1863. The idea of the integument is the wall of a cyst. There is no tegument apart from the meaning of circumscription, inclusion, and limitation. There is no flat integument, or one that could be designed after the idea of the plane. Every tegument is periphery, just as there is nowhere a surface in the universe, which could have been produced according to the level or plane.
1864. All terrestrial processes, as digestion, respiration, and nutrition, are consequently tegumentary processes. All these organs must be tegumentary organs. Intestine, vessel, lung, in a word all viscera are naught but tegument.
1865. The vegetable tissue becomes in the animal, tegumentary tissue. The tegumentary formation is the vegetable in an animal—the parenchyma, the Visceral.
1866. The lowest distinction between animal and plant resides accordingly in this, that the vegetable tissue consists of actual vesicles, which form everywhere closely compressed masses; the animal cellular tissue on the contrary of granules, which inclose a hollow space. The animal body is a hollow globe of vesicles, the vegetable body one full of vesicles. (Ed. 1st, 1810, § 1870.)

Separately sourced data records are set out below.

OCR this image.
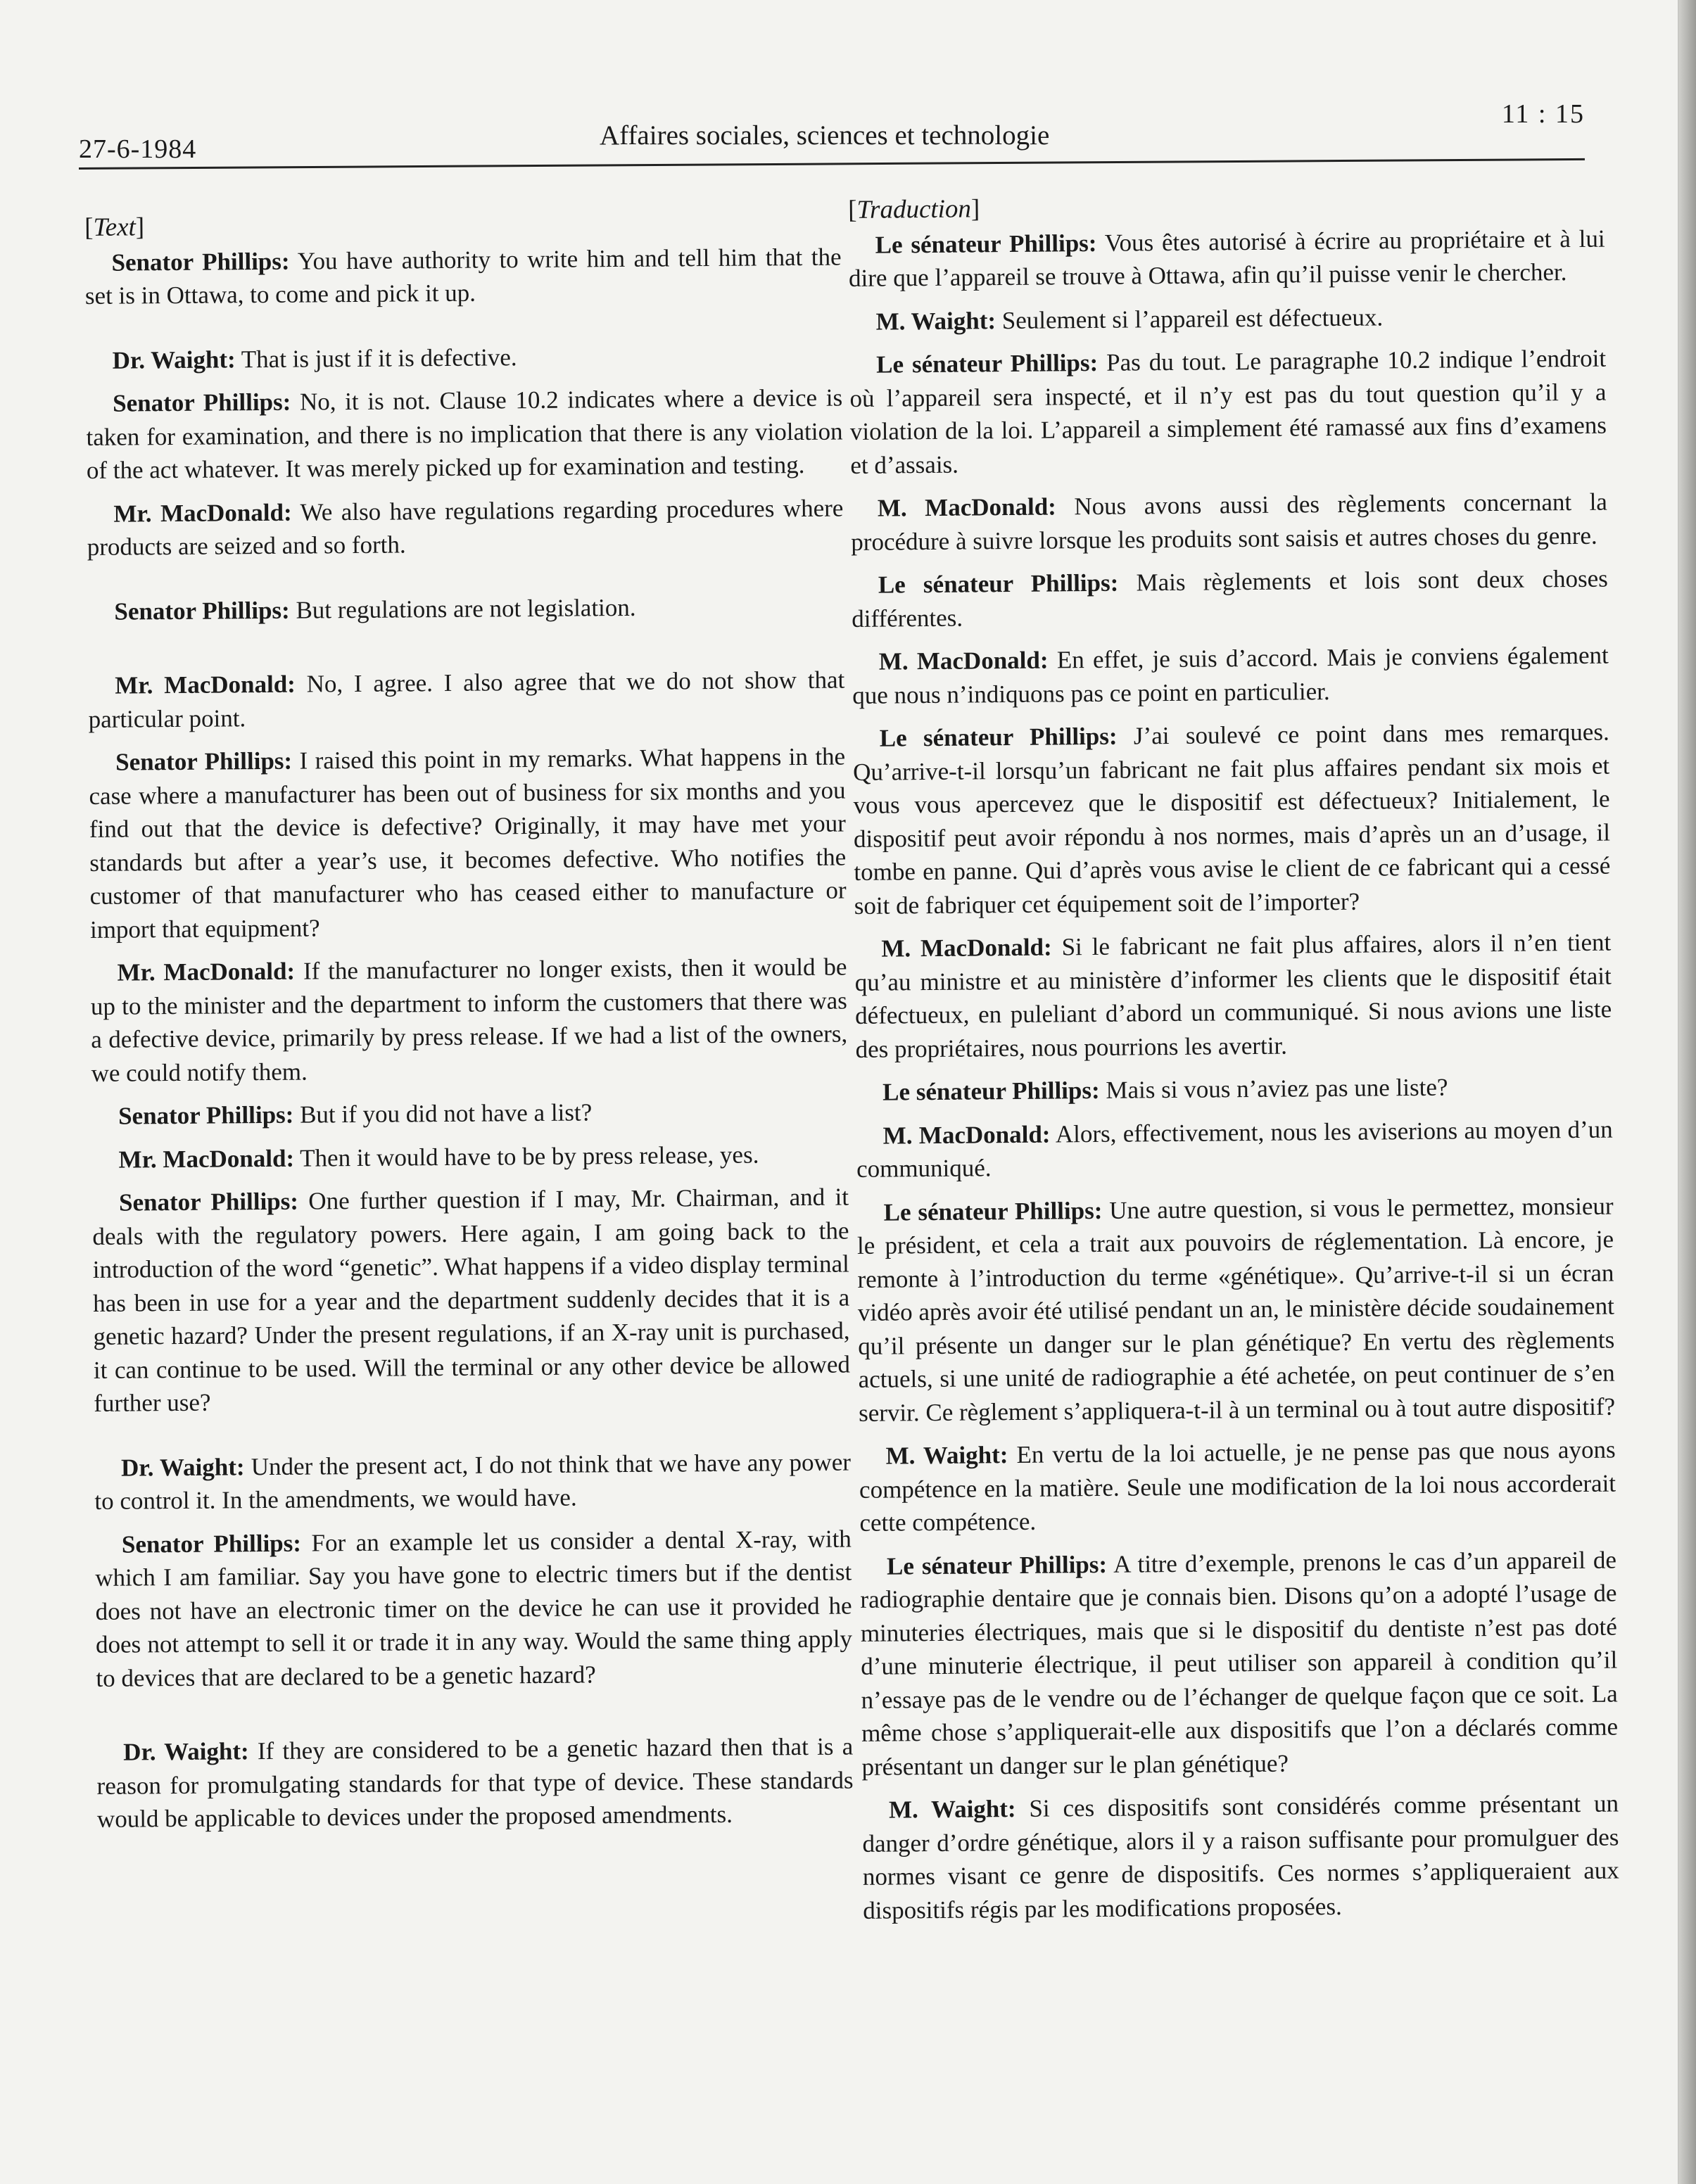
27-6-1984	Affaires sociales, sciences et technologie
11 : 15
[Text]

Senator Phillips: You have authority to write him and tell him that the set is in Ottawa, to come and pick it up.

Dr. Waight: That is just if it is defective.

Senator Phillips: No, it is not. Clause 10.2 indicates where a device is taken for examination, and there is no implication that there is any violation of the act whatever. It was merely picked up for examination and testing.

Mr. MacDonald: We also have regulations regarding procedures where products are seized and so forth.

Senator Phillips: But regulations are not legislation.

Mr. MacDonald: No, I agree. I also agree that we do not show that particular point.

Senator Phillips: I raised this point in my remarks. What happens in the case where a manufacturer has been out of business for six months and you find out that the device is defective? Originally, it may have met your standards but after a year’s use, it becomes defective. Who notifies the customer of that manufacturer who has ceased either to manufacture or import that equipment?

Mr. MacDonald: If the manufacturer no longer exists, then it would be up to the minister and the department to inform the customers that there was a defective device, primarily by press release. If we had a list of the owners, we could notify them.

Senator Phillips: But if you did not have a list?

Mr. MacDonald: Then it would have to be by press release, yes.

Senator Phillips: One further question if I may, Mr. Chairman, and it deals with the regulatory powers. Here again, I am going back to the introduction of the word “genetic”. What happens if a video display terminal has been in use for a year and the department suddenly decides that it is a genetic hazard? Under the present regulations, if an X-ray unit is purchased, it can continue to be used. Will the terminal or any other device be allowed further use?

Dr. Waight: Under the present act, I do not think that we have any power to control it. In the amendments, we would have.

Senator Phillips: For an example let us consider a dental X-ray, with which I am familiar. Say you have gone to electric timers but if the dentist does not have an electronic timer on the device he can use it provided he does not attempt to sell it or trade it in any way. Would the same thing apply to devices that are declared to be a genetic hazard?

Dr. Waight: If they are considered to be a genetic hazard then that is a reason for promulgating standards for that type of device. These standards would be applicable to devices under the proposed amendments.

[Traduction]

Le sénateur Phillips: Vous êtes autorisé à écrire au propriétaire et à lui dire que l’appareil se trouve à Ottawa, afin qu’il puisse venir le chercher.

M. Waight: Seulement si l’appareil est défectueux.

Le sénateur Phillips: Pas du tout. Le paragraphe 10.2 indique l’endroit où l’appareil sera inspecté, et il n’y est pas du tout question qu’il y a violation de la loi. L’appareil a simplement été ramassé aux fins d’examens et d’assais.

M. MacDonald: Nous avons aussi des règlements concernant la procédure à suivre lorsque les produits sont saisis et autres choses du genre.

Le sénateur Phillips: Mais règlements et lois sont deux choses différentes.

M. MacDonald: En effet, je suis d’accord. Mais je conviens également que nous n’indiquons pas ce point en particulier.

Le sénateur Phillips: J’ai soulevé ce point dans mes remarques. Qu’arrive-t-il lorsqu’un fabricant ne fait plus affaires pendant six mois et vous vous apercevez que le dispositif est défectueux? Initialement, le dispositif peut avoir répondu à nos normes, mais d’après un an d’usage, il tombe en panne. Qui d’après vous avise le client de ce fabricant qui a cessé soit de fabriquer cet équipement soit de l’importer?

M. MacDonald: Si le fabricant ne fait plus affaires, alors il n’en tient qu’au ministre et au ministère d’informer les clients que le dispositif était défectueux, en puleliant d’abord un communiqué. Si nous avions une liste des propriétaires, nous pourrions les avertir.

Le sénateur Phillips: Mais si vous n’aviez pas une liste?

M. MacDonald: Alors, effectivement, nous les aviserions au moyen d’un communiqué.

Le sénateur Phillips: Une autre question, si vous le permettez, monsieur le président, et cela a trait aux pouvoirs de réglementation. Là encore, je remonte à l’introduction du terme «génétique». Qu’arrive-t-il si un écran vidéo après avoir été utilisé pendant un an, le ministère décide soudainement qu’il présente un danger sur le plan génétique? En vertu des règlements actuels, si une unité de radiographie a été achetée, on peut continuer de s’en servir. Ce règlement s’appliquera-t-il à un terminal ou à tout autre dispositif?

M. Waight: En vertu de la loi actuelle, je ne pense pas que nous ayons compétence en la matière. Seule une modification de la loi nous accorderait cette compétence.

Le sénateur Phillips: A titre d’exemple, prenons le cas d’un appareil de radiographie dentaire que je connais bien. Disons qu’on a adopté l’usage de minuteries électriques, mais que si le dispositif du dentiste n’est pas doté d’une minuterie électrique, il peut utiliser son appareil à condition qu’il n’essaye pas de le vendre ou de l’échanger de quelque façon que ce soit. La même chose s’appliquerait-elle aux dispositifs que l’on a déclarés comme présentant un danger sur le plan génétique?

M. Waight: Si ces dispositifs sont considérés comme présentant un danger d’ordre génétique, alors il y a raison suffisante pour promulguer des normes visant ce genre de dispositifs. Ces normes s’appliqueraient aux dispositifs régis par les modifications proposées.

1867. Every animal cyst is necessarily composed of the element of the vesicles, and is then for the first time an organ. The vegetable bladders are, however, single vesicles, and as such are already an organ. In the plant therefore the cellular tissue is upon the lowest stage, being only an aggregate devoid of secondary form; in the animal along with its aggregation a secondary form has been imparted. In this the higher character of the animal is at once demonstrated.
1868. The above is certainly a distinction between the two organisms, but it is not the essential one; for with it, what is animal has been by no means expressed; this being first imparted in the three cosmic elemental forms, which manifest themselves through sensation and motion, and then admit of being recognized as an animal. The corolla is also a cyst, but without being an animal; because, to this animal-like tegumentary formation, the proper animal elements are still wanting.
1869. Now as the tegument is none other than the form, under which the cellular tissue exists in the animal, we must regard it as an elemental form, which has stepped into the place of the cellular. The tegumentary form constitutes the fourth form, and is none other than the primo-vesicular form elevated to a higher rank, by being composed of cell-granules, which have been formerly nerve-granules.
1870. The animal body must consist of nerve, muscle, bone, and tegument, and of no other fundamental form; in other words, of point, line, globe, and cyst.
ii. Anatomical Systems.
1871. All anatomical systems are developments and separations of the four tissues, which are prolonged as sheaths through the whole body, like as in the plant are the bark, liber and wood.